4) You don’t get offended easily 

Being the type of person who is easily offended creates a lot of unnecessary stress, conflict, and drama in life, says April Eldemire from Couples Thrive.

It’s human to feel offended at times. It could be something someone did (or didn’t) do or say. It could even be in response to what we assume the other person meant by their words, tone of voice, or actions.

When other people treat you poorly, of course you have the right to express your feelings, set some boundaries, and distance yourself if you feel that’s necessary, says Eldemire. 

“But when you’re constantly irked, irritated, offended, or upset by others [this can include entities such as political groups, etc.], that’s a strong indication that you might benefit from changing your mindset, rather than demanding other people change—or even apologize for that matter,” she says. 

People who manage their emotions well know that the “issue” a co-worker snapped at them about is really more about them, than anything they did. 

They take a split-second notice of it and simply decide to move on from it. 

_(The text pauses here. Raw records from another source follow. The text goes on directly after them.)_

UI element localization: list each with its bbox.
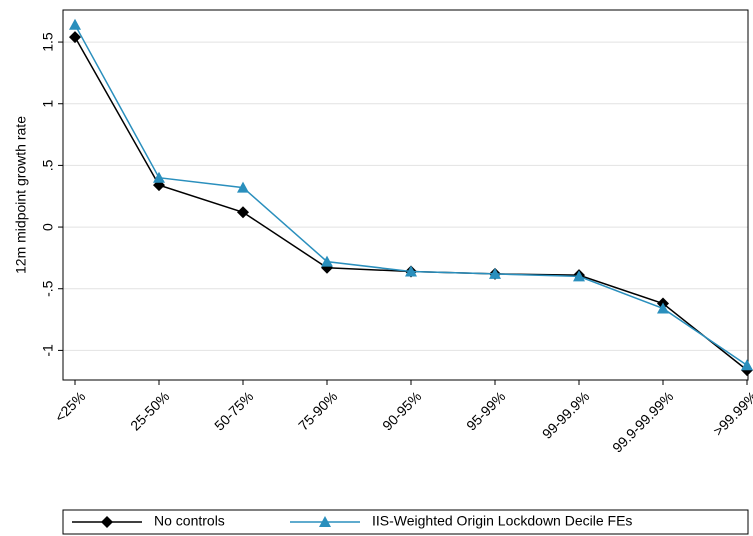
legend-label: No controls [154, 513, 225, 529]
x-tick-label: 95-99% [463, 388, 508, 433]
marker [153, 171, 165, 183]
x-tick-label: 90-95% [379, 388, 424, 433]
x-tick-label: 99-99.9% [539, 388, 593, 442]
x-tick-label: 75-90% [295, 388, 340, 433]
y-tick-label: -1 [40, 344, 56, 357]
marker [741, 359, 753, 371]
x-tick-label: 99.9-99.99% [609, 388, 676, 455]
y-tick-label: -.5 [40, 280, 56, 297]
plot-frame [62, 9, 749, 381]
marker [237, 181, 249, 193]
y-tick-label: 1 [40, 100, 56, 108]
marker [573, 270, 585, 282]
marker [321, 255, 333, 267]
x-tick-label: 50-75% [211, 388, 256, 433]
marker [237, 206, 249, 219]
y-tick-label: 0 [40, 223, 56, 231]
y-tick-label: 1.5 [40, 32, 56, 52]
series-line [74, 24, 748, 366]
x-tick-label: 25-50% [127, 388, 172, 433]
x-tick-label: >99.99% [710, 388, 753, 439]
marker [319, 516, 331, 527]
marker [405, 265, 417, 277]
legend-label: IIS-Weighted Origin Lockdown Decile FEs [372, 513, 632, 529]
y-tick-label: .5 [40, 159, 56, 171]
y-axis-label: 12m midpoint growth rate [13, 116, 29, 274]
marker [69, 18, 81, 30]
marker [657, 302, 669, 314]
legend-box [62, 509, 749, 535]
series-line [74, 36, 748, 371]
marker [69, 31, 81, 44]
x-tick-label: <25% [52, 388, 89, 425]
marker [101, 516, 113, 528]
marker [489, 267, 501, 279]
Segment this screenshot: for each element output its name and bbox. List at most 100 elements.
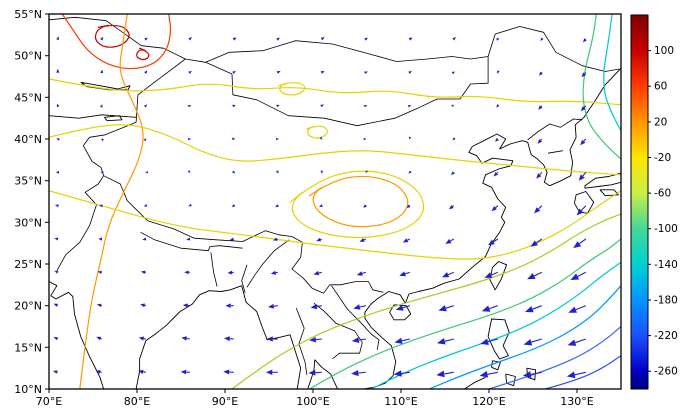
wind-arrow-head bbox=[445, 238, 452, 244]
wind-arrow bbox=[496, 104, 500, 108]
wind-arrow-head bbox=[229, 237, 234, 241]
wind-arrow-shaft bbox=[402, 305, 410, 309]
wind-arrow-shaft bbox=[574, 371, 586, 376]
wind-arrow bbox=[451, 171, 455, 176]
wind-arrow-head bbox=[365, 170, 368, 173]
wind-arrow-head bbox=[98, 237, 102, 241]
border-path bbox=[82, 58, 384, 294]
x-tick-label: 130°E bbox=[560, 395, 593, 408]
wind-arrow bbox=[231, 204, 236, 208]
wind-arrow bbox=[570, 271, 587, 280]
wind-arrow-head bbox=[566, 371, 576, 379]
wind-arrow-head bbox=[144, 70, 148, 74]
wind-arrow bbox=[452, 36, 456, 41]
wind-arrow bbox=[566, 371, 586, 379]
wind-arrow-head bbox=[451, 171, 455, 176]
contour-line bbox=[49, 78, 621, 106]
wind-arrow-shaft bbox=[142, 371, 146, 373]
wind-arrow-head bbox=[580, 139, 586, 146]
wind-arrow-head bbox=[495, 137, 499, 142]
wind-arrow bbox=[138, 336, 146, 341]
wind-arrow bbox=[436, 370, 454, 378]
wind-arrow-shaft bbox=[578, 238, 587, 245]
wind-arrow-shaft bbox=[489, 305, 498, 310]
wind-arrow-head bbox=[232, 70, 236, 74]
wind-arrow-shaft bbox=[487, 371, 498, 375]
wind-arrow-head bbox=[138, 369, 144, 374]
wind-arrow-head bbox=[143, 204, 148, 207]
wind-arrow-head bbox=[363, 137, 367, 141]
wind-arrow-head bbox=[231, 204, 236, 208]
border-path bbox=[547, 150, 563, 154]
wind-arrow bbox=[495, 137, 499, 142]
wind-arrow-head bbox=[53, 303, 58, 307]
colorbar-tick-label: -220 bbox=[654, 330, 678, 342]
wind-arrow-head bbox=[54, 270, 59, 274]
wind-arrow-shaft bbox=[445, 305, 454, 309]
contour-line bbox=[309, 238, 621, 389]
wind-arrow-head bbox=[232, 170, 236, 174]
wind-arrow bbox=[581, 71, 587, 78]
wind-arrow-head bbox=[522, 371, 532, 378]
wind-arrow bbox=[319, 204, 323, 208]
wind-arrow-head bbox=[578, 174, 585, 181]
wind-arrow-head bbox=[534, 207, 541, 214]
wind-arrow-head bbox=[180, 369, 187, 375]
wind-arrow bbox=[484, 271, 499, 278]
wind-arrow bbox=[580, 105, 587, 112]
y-tick-label: 25°N bbox=[14, 258, 42, 271]
wind-arrow-head bbox=[227, 270, 233, 275]
wind-arrow-shaft bbox=[540, 138, 543, 141]
wind-arrow-head bbox=[184, 270, 189, 275]
wind-arrow-head bbox=[100, 69, 104, 74]
wind-arrow bbox=[138, 369, 146, 374]
wind-arrow-head bbox=[576, 208, 584, 216]
wind-arrow bbox=[56, 68, 60, 73]
wind-arrow-head bbox=[320, 36, 325, 41]
contour-line bbox=[278, 82, 306, 96]
wind-arrow-head bbox=[320, 70, 325, 74]
wind-arrow bbox=[394, 337, 410, 344]
wind-arrow-head bbox=[55, 171, 59, 174]
axes-group: 70°E 80°E 90°E 100°E 110°E 120°E 130°E 10°N 15°N… bbox=[14, 8, 622, 408]
wind-arrow-head bbox=[138, 336, 144, 341]
wind-arrow-head bbox=[181, 336, 187, 341]
wind-arrow-head bbox=[187, 105, 192, 108]
wind-arrow bbox=[142, 237, 147, 241]
wind-arrow bbox=[188, 203, 192, 207]
wind-arrow bbox=[445, 238, 455, 244]
wind-arrow bbox=[276, 104, 280, 108]
wind-arrow-head bbox=[583, 38, 587, 43]
wind-arrow-head bbox=[56, 138, 60, 141]
wind-arrow bbox=[351, 337, 366, 343]
wind-arrow bbox=[534, 205, 543, 214]
wind-arrow bbox=[536, 171, 543, 179]
wind-arrow bbox=[227, 270, 234, 275]
contour-line bbox=[428, 285, 621, 389]
wind-arrow bbox=[320, 36, 325, 41]
wind-arrow bbox=[232, 104, 236, 108]
wind-arrow-head bbox=[95, 370, 101, 374]
wind-arrow bbox=[272, 237, 278, 241]
wind-arrow-head bbox=[55, 204, 59, 208]
border-path bbox=[205, 56, 489, 127]
wind-arrow-head bbox=[580, 106, 586, 112]
wind-arrow bbox=[568, 305, 587, 313]
wind-arrow-head bbox=[363, 204, 367, 208]
wind-arrow bbox=[184, 270, 190, 275]
colorbar-tick-label: -140 bbox=[654, 259, 678, 271]
wind-arrow-head bbox=[573, 241, 582, 249]
wind-arrow-head bbox=[353, 304, 361, 310]
wind-arrow-head bbox=[363, 105, 368, 108]
wind-arrow bbox=[144, 70, 148, 74]
wind-arrow-head bbox=[568, 306, 577, 313]
wind-arrow-head bbox=[99, 204, 103, 208]
wind-arrow bbox=[525, 305, 542, 313]
wind-arrow-head bbox=[407, 105, 412, 108]
wind-arrow bbox=[408, 37, 413, 41]
wind-arrow-head bbox=[451, 104, 455, 107]
wind-arrow-head bbox=[538, 105, 543, 110]
wind-arrow-head bbox=[143, 138, 147, 142]
wind-arrow-shaft bbox=[487, 338, 498, 343]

If it continues to happen, they let the person know it’s not okay for them to do that, and they sit them down to ask what is really going on. 

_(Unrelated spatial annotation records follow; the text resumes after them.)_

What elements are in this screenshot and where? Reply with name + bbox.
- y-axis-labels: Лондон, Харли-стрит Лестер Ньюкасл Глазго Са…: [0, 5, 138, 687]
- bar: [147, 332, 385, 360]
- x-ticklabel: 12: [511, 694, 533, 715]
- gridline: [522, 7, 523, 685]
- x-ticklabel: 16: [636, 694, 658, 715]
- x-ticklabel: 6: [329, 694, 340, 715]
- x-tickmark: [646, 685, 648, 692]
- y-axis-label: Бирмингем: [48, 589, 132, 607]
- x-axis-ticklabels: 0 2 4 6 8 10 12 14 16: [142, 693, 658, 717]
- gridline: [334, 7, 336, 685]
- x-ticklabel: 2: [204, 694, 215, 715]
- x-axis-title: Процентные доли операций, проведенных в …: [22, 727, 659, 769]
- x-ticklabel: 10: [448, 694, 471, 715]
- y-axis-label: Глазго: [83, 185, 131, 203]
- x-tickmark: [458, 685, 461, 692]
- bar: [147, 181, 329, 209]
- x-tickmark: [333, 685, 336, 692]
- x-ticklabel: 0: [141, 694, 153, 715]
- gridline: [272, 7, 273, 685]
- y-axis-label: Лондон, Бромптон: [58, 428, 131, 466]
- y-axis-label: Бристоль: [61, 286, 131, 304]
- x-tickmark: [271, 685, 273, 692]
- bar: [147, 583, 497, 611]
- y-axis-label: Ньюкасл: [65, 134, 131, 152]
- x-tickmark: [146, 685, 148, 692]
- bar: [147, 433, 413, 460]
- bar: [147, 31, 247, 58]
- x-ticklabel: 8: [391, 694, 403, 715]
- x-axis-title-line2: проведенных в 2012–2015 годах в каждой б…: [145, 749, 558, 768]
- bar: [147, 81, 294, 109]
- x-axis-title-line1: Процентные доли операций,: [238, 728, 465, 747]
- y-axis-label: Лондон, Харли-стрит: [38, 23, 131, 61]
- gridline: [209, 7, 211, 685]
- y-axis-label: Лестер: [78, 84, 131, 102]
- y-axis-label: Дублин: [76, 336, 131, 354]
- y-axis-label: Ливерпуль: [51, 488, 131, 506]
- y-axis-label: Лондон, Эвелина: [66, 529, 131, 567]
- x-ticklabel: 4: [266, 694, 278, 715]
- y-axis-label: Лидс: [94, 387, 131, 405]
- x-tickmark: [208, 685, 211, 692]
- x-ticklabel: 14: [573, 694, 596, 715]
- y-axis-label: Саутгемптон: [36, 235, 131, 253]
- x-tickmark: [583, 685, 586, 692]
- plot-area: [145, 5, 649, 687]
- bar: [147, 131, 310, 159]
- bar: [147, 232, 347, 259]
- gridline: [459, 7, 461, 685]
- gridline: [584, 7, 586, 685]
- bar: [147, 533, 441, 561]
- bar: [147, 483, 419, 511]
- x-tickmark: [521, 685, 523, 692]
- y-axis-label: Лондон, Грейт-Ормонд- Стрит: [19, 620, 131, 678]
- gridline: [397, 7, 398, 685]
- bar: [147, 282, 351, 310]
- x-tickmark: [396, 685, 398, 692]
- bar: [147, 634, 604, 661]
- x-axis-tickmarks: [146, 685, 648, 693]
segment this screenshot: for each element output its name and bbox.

Then they figure it out and go on from there. 

5) You know that change is but inevitable 

It’s normal to feel anxious about the uncertainties of life: losing your job, a scary health diagnosis, parents who are aging and need your support. 

You wonder how you will cope, and if you’ll be able to manage the unpredictability of it all, and come out the other side.

We can all get caught in a spiral of worrying about the future and we think could happen. But this anxiety usually dissipates quickly. 

When it doesn’t; in other words, it becomes a cycle of anxiety, then it can affect our well-being, says the NHS mental health team

A person who is able to handle their emotions well will perhaps put time aside to examine their current situation and reflect on how they really feel about it.  They might talk it through with someone they trust. 

They’ll be compassionate with themselves and practice regular self-care such as going for a morning walk every day and sticking to the same bedtime to ensure sufficient rest. 

They’ll make it a point to de-stress and unwind; they’ll also exercise, have hobbies, and speak to friends and supportive family members. The point is they have a number of constants in place so that they are taking care of themselves—especially during times of turbulence. 

They will also focus on their short-term needs, says the NHS staff. 

“The further we look into the future, the easier it is to get overwhelmed by long-term uncertainty. Instead…[they] try to focus on the day-to-day, and think about what is in their power to do right now.”

When they focus on what’s in front of them, they help their mood improve and seemingly difficult things begin to get easier.